By way of preface...in a recent blog post, Stephanie Young seeks (at least part of her essay deals with this) a more local internet, only to end wondering just what do we mean by local.
The local is anything readily accessed or paired with. I'm near, it's local. It's anesthetic! If I'm part of a local scene (images or codified stimuli that have more meaning for me than for others) then I'm easily located in the space of that scene. If that scene is located on the Internet, that scene, for me, is local. I can loco there, a quack doesn't echo- I can maneuver within that space. This works regardless of whether I'm part of a burgeoning scene from Sydney, Australia, or Trieste or New York City. If I move within I'm loquacious enough for the scene to become local/localized to me. Locality, localness -- en loco parentis with screaming Al Pacino masks -- has changed for me, and mostly for us, with access to what I'll call "the locality acceleration" (sounds right out of Logan's Run) of the Internet. What is should be of further curiosity is how the Internet changes the sense of locality in my own head. How is it I empathize with those souls of Sydney by belonging to their scene, since I know nothing of the city? Is my assumption of the local merely localized to a specific group of interests?

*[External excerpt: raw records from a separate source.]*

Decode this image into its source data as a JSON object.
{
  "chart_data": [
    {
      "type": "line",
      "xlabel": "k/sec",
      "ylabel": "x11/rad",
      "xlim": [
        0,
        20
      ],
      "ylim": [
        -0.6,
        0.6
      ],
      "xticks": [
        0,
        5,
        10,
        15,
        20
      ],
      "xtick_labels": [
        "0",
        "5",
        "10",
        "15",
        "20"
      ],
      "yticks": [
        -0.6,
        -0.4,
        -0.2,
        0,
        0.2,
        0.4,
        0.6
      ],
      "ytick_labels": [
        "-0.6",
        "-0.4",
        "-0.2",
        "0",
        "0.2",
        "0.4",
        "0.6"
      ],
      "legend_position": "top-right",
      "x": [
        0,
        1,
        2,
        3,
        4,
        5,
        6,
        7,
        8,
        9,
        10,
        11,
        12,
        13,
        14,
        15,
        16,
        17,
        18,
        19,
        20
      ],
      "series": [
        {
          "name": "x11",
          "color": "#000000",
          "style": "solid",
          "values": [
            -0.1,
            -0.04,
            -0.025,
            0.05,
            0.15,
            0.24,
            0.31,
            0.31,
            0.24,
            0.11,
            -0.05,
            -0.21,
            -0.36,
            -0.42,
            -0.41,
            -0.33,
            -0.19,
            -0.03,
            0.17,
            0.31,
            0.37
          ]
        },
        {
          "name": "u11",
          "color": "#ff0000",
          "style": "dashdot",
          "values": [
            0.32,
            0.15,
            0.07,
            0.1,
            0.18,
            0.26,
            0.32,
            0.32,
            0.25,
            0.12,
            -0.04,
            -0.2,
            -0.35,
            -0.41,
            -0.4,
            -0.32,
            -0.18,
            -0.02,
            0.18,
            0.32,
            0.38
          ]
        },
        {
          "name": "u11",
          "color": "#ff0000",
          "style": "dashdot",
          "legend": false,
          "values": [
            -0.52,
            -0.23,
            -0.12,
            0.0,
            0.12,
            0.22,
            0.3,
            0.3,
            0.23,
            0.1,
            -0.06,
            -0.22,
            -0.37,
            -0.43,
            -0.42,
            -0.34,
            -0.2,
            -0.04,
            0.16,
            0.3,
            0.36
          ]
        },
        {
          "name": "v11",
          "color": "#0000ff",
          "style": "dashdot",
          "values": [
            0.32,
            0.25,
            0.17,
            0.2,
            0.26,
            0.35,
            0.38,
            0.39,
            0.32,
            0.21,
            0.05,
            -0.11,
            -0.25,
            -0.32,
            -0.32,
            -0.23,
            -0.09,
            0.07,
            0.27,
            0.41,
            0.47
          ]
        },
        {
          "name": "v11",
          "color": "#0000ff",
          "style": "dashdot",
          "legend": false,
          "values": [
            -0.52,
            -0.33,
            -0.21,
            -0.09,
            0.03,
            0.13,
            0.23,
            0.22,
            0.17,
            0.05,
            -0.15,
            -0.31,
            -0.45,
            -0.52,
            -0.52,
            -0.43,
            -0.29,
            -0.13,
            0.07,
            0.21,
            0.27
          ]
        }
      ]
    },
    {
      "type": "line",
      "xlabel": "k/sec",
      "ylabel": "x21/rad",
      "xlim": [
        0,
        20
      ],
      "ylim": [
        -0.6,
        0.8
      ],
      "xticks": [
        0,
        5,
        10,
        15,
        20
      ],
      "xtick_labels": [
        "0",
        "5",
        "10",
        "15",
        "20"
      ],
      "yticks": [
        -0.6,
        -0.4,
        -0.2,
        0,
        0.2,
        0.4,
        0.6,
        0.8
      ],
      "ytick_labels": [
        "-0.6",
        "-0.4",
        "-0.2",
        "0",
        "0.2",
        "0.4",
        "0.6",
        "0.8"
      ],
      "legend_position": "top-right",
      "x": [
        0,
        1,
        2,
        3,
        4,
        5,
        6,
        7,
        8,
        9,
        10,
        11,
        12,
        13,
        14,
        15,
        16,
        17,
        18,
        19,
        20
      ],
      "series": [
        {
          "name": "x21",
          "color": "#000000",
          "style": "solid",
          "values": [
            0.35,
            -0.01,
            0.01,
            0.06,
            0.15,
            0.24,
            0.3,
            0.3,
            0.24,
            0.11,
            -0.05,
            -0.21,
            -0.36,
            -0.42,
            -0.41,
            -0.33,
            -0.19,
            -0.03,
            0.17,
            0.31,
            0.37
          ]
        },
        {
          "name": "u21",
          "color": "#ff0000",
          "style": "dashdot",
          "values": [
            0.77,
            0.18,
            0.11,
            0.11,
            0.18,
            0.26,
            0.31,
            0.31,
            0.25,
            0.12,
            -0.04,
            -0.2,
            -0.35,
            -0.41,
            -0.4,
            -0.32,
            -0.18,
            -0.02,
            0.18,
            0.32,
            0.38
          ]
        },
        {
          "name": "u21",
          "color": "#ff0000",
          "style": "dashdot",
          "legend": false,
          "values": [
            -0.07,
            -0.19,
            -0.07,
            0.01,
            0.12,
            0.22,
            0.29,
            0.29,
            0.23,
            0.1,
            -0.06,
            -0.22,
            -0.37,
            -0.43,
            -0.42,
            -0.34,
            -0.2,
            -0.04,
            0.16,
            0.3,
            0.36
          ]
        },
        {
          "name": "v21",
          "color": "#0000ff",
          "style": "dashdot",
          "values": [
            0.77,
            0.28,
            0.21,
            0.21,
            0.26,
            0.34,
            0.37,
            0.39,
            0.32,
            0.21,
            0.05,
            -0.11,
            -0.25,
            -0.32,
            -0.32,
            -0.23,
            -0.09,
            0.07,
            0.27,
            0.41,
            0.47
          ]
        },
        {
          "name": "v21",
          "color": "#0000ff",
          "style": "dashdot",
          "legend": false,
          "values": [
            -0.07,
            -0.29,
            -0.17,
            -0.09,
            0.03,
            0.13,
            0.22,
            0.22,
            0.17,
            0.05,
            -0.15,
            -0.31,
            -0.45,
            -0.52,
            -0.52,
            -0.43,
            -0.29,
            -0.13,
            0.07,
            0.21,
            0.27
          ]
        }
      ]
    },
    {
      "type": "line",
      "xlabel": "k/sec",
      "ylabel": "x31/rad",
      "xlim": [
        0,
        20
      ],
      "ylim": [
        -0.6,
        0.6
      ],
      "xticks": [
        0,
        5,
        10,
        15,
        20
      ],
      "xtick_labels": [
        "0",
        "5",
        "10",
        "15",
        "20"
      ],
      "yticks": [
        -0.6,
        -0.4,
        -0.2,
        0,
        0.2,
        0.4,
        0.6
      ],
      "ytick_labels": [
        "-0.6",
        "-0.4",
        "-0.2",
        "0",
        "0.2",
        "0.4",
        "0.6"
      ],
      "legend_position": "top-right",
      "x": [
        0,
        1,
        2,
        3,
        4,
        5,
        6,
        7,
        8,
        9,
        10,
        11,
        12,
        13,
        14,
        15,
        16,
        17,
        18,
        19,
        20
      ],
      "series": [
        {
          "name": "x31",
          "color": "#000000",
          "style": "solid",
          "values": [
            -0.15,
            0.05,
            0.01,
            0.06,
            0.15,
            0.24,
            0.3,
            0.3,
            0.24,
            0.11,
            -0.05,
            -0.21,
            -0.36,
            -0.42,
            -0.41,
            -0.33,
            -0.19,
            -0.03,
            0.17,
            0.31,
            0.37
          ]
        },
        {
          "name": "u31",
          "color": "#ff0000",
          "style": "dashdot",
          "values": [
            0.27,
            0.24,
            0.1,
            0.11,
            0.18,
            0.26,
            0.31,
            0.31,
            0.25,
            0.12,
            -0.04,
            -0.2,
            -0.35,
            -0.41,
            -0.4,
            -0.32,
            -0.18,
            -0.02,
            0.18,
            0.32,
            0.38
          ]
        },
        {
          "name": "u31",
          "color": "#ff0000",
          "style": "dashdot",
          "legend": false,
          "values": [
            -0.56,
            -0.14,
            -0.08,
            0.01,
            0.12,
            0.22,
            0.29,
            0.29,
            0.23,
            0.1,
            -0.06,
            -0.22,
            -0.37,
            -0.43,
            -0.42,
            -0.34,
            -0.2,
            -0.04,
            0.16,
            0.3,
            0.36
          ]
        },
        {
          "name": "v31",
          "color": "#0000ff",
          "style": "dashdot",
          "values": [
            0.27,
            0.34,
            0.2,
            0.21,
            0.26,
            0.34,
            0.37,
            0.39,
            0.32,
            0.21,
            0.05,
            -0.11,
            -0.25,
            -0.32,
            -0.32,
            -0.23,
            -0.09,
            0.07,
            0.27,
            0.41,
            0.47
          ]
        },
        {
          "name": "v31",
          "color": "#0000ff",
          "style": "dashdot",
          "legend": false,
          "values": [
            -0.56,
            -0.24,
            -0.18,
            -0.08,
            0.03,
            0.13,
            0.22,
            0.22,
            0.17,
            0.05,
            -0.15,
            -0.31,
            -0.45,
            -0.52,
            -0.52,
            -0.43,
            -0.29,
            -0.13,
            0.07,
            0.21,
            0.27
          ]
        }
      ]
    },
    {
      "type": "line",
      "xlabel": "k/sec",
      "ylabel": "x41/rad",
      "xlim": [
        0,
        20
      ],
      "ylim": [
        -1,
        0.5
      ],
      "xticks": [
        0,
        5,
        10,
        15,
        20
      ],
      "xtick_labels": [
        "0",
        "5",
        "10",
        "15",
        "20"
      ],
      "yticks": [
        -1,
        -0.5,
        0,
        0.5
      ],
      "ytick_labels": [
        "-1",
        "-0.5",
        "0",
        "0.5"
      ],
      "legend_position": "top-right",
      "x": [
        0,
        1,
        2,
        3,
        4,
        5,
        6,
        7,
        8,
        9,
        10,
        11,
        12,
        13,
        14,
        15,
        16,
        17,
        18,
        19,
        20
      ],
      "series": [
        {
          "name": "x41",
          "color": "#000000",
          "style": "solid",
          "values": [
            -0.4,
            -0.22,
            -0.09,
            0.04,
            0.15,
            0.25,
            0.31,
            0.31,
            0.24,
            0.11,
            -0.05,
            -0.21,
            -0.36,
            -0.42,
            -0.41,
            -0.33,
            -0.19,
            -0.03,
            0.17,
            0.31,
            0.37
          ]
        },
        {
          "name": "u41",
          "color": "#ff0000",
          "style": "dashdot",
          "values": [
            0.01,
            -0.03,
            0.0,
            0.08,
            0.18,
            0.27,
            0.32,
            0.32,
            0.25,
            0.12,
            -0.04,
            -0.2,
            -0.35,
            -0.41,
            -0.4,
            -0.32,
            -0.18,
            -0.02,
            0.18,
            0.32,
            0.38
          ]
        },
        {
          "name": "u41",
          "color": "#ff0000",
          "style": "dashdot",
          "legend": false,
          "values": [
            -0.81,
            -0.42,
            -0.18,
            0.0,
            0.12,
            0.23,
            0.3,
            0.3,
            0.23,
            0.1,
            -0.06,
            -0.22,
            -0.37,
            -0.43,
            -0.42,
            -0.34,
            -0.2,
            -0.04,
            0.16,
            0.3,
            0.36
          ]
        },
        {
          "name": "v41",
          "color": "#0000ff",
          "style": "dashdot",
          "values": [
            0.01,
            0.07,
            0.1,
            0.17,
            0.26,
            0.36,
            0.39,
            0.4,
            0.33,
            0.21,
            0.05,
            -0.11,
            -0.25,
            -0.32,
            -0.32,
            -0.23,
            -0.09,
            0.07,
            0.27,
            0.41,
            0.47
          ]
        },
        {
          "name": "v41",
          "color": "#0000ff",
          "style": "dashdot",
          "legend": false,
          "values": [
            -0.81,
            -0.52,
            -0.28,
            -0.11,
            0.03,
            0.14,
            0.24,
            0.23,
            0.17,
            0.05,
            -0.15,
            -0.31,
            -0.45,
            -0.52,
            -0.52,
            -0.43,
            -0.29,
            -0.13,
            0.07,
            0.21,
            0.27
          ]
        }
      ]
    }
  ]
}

Have our chances of experiencing localness multiplied or moved out of the way?
2 comments:
I vote both! The local becomes accessible to multitudes, making it seem more available, more immediate, less strange, but its overexposure risks parody and misunderstanding, thus the local is made alien even unto itself, and a heretofore nonexistant (or at least very different) isolation exists, the emphasis on exposure only intensifying this isolation.
Yes! So true.
Hence, "country" linedancing as parody represents nothing about the "country."
Or like the "whitewashed" Indian Powwow, becomes a dance you learn from conquerors as having been your own.